Characterize and Quantify the Production Inspection Capability of the AXI of HiP (Head in Pillow) Defects


Project Leaders:


Robin Hou, IBM




Herb Holmes, Intel

 

Recent Presentations 

End-of-Project Report: Characterize and Quantify the Production Inspection Capability of the AXI of HiP (Head in Pillow) Defects Project (June 9 & 10, 2019)

Statement of Work and Project Statement

Background

HiP (Head in Pillow) solder joint defects have a greater risk of occurrence with increasing BGA package size (modules/CPU sockets), thicker boards (increased layers) and non-complimentary warpage characteristics.

In addition, HiP defect Detection with in-line AXI (Automatic X-ray Inspection) equipment is a high risk FMEA (Failure Modes and Effects Analysis) element where algorithms used are not proven to be robust enough leading to:

  • High probability of false passes (algorithm based)
  • High probability of false passes (operator over rides) – Training/Shade of Gray scale resolution and defect determination.

Current algorithms are based on simplistic models (supplied by X-ray equipment manufacturers) and are composed on differently generated X-ray images such as Transmissive, Laminography, and Tomosysnthesis techniques.

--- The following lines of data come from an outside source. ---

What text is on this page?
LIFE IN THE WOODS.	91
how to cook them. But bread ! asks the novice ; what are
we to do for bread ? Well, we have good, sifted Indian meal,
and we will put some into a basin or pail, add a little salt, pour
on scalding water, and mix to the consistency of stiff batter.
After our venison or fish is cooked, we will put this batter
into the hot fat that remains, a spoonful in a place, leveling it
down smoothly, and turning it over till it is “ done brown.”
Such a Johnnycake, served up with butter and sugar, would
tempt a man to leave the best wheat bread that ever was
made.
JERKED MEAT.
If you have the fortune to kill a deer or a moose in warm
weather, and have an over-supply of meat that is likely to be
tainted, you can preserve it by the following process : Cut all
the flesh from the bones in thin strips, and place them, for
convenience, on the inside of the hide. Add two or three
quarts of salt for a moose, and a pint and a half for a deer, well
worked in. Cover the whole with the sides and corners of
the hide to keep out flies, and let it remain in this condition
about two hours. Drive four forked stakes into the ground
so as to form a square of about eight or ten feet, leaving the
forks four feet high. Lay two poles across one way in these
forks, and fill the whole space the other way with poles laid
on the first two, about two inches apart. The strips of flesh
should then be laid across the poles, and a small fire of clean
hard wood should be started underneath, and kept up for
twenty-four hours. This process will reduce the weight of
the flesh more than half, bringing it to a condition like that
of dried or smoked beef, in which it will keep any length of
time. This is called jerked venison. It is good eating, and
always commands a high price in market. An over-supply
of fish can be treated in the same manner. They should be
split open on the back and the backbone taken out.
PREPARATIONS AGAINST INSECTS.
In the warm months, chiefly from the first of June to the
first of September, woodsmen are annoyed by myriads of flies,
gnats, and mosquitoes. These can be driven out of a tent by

This leads to correlation inconsistencies and subsequent low Agreement Analysis (kappa value less than 0.7).

Limited electrical coverage test (ICT/FCT) post AXI in process becomes a reliability concern when released to the field for (e.g., enterprise server systems, other high-reliability applications). In addition, there is a lack of “golden” sample with various HiP defects for calibration and correlation.  As a result, a need exists to quantify and correlate HiP defects across all AXI equipments’ algorithms and levels of HiP conditions.

Purpose of Project

A pre-competitive investigation to characterize and quantify production inspection capability of the AXI of HiP (Head in Pillow) defects.